Documentation Client Logs

Client Logs

Client Logs record MQTT client connection and activity events in a structured, queryable format. Unlike Broker Logs which show raw Mosquitto output, Client Logs are captured by BunkerM's own logging service and presented in a clean table you can filter and search.

What Client Logs Show

Client Logs capture key lifecycle events for every MQTT client that interacts with your broker:

  • CONNECT - a client successfully connected to the broker
  • DISCONNECT - a client disconnected (cleanly or due to a timeout)
  • SUBSCRIBE - a client subscribed to a topic or topic pattern
  • PUBLISH - a client published a message (at higher verbosity settings)
  • AUTH_FAIL - a client failed to authenticate (wrong credentials or disabled account)

Each event is stored with structured metadata, making it easy to search and filter - much more convenient than grepping raw log text.

How to Access Client Logs

  1. Click Logs in the left sidebar.
  2. Select Client Logs.

The Client Logs page shows a table of recent events sorted by timestamp, newest first.

Information Shown Per Event

  • Timestamp - date and time the event occurred
  • Event Type - CONNECT, DISCONNECT, SUBSCRIBE, AUTH_FAIL, etc.
  • Client ID - the MQTT client identifier
  • Username - the username provided during authentication
  • IP Address - the remote IP address of the client
  • Protocol - MQTT protocol version (3.1, 3.1.1, or 5.0)
  • Topic - for SUBSCRIBE and PUBLISH events, the topic involved
  • Details - additional context specific to the event type

Event Types in Detail

CONNECT

Logged when a client successfully establishes an MQTT connection, including the client ID, username, IP address, protocol version, and keep-alive interval.

DISCONNECT

Logged when a client ends its MQTT session. The details field indicates whether the disconnect was clean (initiated by the client) or unexpected (keep-alive timeout, network drop, or forceful disconnect from the broker).

SUBSCRIBE

Logged when a client subscribes to a topic or wildcard pattern. The topic field shows the pattern the client subscribed to, along with the requested QoS level.

AUTH_FAIL

Logged when a client fails to authenticate. Reasons include wrong password, unknown username, or a disabled account.

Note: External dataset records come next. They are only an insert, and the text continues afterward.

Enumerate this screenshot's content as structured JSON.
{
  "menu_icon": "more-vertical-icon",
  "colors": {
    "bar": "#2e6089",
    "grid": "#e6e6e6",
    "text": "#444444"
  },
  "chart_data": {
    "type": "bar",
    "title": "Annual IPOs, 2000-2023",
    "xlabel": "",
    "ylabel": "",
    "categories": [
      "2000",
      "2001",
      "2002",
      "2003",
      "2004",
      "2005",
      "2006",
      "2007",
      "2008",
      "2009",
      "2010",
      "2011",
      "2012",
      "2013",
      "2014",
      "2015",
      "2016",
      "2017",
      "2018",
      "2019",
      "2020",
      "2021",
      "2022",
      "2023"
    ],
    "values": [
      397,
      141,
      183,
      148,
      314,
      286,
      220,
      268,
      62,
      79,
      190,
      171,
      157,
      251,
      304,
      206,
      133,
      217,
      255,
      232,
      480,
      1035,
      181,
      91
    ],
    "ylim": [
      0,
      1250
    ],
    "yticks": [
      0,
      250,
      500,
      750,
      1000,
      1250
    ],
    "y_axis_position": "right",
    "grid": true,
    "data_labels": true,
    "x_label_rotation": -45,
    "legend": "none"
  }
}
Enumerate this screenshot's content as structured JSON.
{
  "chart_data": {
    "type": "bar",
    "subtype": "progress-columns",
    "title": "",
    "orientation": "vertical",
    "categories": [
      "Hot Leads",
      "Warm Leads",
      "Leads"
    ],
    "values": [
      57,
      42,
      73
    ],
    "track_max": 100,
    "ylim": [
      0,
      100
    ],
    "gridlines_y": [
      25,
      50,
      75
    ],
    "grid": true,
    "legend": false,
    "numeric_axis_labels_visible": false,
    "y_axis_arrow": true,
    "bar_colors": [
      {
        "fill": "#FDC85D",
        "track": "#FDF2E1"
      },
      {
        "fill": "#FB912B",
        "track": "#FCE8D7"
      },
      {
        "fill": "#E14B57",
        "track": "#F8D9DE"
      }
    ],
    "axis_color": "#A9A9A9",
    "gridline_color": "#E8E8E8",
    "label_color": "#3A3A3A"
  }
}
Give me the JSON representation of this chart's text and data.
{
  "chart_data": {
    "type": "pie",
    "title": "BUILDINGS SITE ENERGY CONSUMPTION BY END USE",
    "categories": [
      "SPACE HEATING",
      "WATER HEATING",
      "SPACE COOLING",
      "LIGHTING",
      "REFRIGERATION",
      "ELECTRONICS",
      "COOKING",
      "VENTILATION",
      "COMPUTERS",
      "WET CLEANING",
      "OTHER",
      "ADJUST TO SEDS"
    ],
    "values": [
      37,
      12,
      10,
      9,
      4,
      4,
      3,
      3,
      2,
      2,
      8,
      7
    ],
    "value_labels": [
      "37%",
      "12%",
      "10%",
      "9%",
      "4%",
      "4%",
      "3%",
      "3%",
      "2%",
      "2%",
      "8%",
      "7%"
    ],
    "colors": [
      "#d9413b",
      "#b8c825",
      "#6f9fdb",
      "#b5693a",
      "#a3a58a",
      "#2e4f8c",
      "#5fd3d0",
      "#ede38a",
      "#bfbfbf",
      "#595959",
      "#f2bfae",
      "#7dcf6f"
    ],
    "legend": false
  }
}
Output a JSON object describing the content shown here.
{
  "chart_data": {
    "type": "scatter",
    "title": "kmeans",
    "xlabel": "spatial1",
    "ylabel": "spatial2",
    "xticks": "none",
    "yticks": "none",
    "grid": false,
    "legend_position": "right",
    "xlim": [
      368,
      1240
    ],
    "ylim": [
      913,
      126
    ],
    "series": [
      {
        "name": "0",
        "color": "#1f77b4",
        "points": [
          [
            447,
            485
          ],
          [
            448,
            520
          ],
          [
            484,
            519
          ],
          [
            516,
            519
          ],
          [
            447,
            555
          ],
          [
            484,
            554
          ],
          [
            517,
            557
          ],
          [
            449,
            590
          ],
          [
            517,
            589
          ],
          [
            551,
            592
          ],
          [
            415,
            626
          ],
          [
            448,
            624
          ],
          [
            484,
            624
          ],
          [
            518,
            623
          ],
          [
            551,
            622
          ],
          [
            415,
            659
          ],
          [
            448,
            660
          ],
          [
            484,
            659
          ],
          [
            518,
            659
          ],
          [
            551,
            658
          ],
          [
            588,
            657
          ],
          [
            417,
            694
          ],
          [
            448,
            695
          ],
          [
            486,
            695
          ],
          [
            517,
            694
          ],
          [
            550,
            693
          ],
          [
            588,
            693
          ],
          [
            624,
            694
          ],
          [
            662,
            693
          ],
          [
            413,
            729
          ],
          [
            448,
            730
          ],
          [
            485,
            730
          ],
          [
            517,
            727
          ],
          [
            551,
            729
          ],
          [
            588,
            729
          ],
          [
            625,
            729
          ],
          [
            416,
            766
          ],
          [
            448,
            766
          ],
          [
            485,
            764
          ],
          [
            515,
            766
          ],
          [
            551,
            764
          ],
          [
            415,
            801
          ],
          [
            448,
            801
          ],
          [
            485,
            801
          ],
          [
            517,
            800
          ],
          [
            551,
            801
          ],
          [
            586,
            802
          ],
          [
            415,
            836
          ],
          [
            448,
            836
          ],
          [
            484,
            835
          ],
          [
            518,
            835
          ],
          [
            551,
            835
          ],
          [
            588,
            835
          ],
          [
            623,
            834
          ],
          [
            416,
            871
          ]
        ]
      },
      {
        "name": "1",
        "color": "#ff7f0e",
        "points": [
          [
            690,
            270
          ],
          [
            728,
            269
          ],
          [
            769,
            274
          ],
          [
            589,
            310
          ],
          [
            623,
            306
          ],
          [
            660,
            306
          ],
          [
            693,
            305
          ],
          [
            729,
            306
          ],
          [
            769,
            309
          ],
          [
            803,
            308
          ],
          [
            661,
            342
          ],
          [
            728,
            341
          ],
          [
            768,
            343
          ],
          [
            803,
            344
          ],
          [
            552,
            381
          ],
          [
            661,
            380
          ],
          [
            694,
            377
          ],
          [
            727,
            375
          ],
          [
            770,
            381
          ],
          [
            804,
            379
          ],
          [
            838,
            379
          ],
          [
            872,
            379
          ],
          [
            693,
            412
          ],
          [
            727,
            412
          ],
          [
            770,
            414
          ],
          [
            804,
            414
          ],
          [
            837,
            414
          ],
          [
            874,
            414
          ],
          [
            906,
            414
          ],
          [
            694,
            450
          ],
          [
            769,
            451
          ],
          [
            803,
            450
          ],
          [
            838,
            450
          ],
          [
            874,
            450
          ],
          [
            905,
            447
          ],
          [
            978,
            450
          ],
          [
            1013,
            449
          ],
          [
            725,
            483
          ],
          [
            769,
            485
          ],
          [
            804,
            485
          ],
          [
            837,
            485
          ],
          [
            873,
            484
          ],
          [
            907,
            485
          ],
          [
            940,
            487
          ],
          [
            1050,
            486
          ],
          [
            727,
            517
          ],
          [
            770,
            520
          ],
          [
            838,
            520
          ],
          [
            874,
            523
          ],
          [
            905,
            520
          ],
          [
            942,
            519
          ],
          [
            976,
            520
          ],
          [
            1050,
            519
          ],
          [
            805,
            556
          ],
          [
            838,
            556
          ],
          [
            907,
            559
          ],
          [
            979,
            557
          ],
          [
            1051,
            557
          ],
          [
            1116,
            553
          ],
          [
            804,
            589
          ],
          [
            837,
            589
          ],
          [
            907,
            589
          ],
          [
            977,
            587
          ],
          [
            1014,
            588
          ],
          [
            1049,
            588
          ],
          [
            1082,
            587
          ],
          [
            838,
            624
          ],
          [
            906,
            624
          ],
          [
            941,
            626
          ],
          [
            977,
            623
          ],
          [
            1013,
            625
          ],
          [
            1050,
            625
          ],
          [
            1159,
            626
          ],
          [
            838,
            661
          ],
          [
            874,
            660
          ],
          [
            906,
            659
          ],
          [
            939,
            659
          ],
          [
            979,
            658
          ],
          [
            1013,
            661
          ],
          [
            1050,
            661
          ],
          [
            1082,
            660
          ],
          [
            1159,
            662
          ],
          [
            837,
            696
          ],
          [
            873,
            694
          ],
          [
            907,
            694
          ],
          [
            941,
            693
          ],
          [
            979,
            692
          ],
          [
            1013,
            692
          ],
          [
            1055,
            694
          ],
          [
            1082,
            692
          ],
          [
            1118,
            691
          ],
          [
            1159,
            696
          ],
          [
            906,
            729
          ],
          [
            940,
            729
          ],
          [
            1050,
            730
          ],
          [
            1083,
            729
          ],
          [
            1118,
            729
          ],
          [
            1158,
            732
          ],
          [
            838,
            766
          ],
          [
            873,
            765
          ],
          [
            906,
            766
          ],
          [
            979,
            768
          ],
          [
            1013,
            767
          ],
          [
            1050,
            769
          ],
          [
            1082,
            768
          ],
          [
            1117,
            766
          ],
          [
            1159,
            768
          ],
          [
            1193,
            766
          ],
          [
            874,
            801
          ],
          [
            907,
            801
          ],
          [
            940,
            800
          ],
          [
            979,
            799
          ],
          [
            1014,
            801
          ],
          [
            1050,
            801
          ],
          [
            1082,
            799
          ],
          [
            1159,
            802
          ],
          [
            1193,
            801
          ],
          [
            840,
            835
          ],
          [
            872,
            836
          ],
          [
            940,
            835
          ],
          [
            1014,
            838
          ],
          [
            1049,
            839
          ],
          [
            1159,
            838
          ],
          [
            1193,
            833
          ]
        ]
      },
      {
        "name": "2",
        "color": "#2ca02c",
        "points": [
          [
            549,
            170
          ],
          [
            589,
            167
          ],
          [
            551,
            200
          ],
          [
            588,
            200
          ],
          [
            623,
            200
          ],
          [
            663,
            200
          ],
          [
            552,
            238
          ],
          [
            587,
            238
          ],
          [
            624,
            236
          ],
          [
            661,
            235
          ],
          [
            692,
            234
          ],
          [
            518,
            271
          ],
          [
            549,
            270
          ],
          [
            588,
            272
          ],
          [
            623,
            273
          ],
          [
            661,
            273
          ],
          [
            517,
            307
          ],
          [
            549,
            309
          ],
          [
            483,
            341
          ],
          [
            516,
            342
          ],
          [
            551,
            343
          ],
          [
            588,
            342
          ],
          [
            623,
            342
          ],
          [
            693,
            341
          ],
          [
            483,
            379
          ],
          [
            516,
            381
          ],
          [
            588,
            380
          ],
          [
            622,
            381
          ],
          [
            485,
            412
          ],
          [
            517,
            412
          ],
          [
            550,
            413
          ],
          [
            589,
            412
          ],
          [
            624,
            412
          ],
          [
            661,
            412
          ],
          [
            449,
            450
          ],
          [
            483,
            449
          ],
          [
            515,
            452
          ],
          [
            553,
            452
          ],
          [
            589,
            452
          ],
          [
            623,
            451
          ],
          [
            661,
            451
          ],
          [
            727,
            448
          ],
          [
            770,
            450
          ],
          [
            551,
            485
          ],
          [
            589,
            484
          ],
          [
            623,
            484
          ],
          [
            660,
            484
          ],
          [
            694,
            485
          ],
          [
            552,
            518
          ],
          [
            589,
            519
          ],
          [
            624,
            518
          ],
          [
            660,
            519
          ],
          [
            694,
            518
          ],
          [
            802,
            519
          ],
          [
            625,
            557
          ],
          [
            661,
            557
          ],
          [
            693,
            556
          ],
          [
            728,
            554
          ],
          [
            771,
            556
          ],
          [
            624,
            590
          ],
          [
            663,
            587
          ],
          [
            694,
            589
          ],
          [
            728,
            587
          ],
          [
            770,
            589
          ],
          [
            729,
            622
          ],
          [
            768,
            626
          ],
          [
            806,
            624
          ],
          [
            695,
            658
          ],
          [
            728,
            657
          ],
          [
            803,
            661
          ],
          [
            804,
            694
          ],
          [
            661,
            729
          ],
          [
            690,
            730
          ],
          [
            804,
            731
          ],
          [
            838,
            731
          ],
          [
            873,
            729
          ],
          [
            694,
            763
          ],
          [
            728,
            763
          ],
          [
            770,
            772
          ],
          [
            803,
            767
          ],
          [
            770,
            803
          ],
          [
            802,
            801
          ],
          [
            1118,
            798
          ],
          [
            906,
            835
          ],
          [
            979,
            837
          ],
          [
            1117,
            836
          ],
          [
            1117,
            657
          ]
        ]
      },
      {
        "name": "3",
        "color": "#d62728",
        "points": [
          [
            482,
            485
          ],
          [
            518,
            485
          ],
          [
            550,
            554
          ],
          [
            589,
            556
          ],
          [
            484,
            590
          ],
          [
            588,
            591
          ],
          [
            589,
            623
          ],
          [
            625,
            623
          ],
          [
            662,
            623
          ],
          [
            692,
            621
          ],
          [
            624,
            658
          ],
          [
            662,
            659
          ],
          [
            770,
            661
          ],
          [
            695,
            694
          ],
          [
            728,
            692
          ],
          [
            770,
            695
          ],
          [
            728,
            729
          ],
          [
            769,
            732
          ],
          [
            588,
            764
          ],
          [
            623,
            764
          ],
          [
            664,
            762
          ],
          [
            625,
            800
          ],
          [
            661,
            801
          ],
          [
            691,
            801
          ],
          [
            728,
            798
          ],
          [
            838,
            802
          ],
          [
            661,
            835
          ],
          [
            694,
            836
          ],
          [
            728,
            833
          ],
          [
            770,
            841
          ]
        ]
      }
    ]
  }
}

AUTH_FAIL events are particularly valuable for security auditing - a pattern of failures from the same IP or with the same username may indicate a brute-force attempt or misconfigured device.

Filtering Client Logs

Use the filter controls to find what you are looking for:

  • Filter by client ID - enter a full or partial client ID to see only events from that client.
  • Filter by event type - select one or more event types (e.g., show only AUTH_FAIL events).
  • Filter by username - filter events by the MQTT username.
  • Filter by IP address - see all events from a specific IP address.
  • Filter by time range - set a start and end time to narrow the view.

Multiple filters can be combined - all active filters are applied together (AND logic).

Troubleshooting with Client Logs

  • A device says it is connected but is not receiving messages - filter by the client ID and look for CONNECT events followed immediately by DISCONNECT events. A rapid connect-disconnect pattern may indicate a reconnect loop.
  • A device cannot connect - filter by the client ID and look for AUTH_FAIL events. If no events appear at all, the device may not be reaching the broker at all (network issue, wrong host or port).
  • Messages are not being delivered - filter by SUBSCRIBE events for the receiving client and verify it is subscribing to the correct topic pattern.
  • Security audit for a specific time window - set the time range filter and filter by AUTH_FAIL to see all authentication failures during that period.

Client Logs vs Broker Logs

  • Client Logs - structured table with queryable fields, easily filtered by client, event type, and time. Captured by BunkerM's logging service. Best for auditing and client-specific investigation.
  • Broker Logs - raw text output from Mosquitto, filtered by text search or log level. Includes broker-internal events. Best for broker-level troubleshooting and error analysis.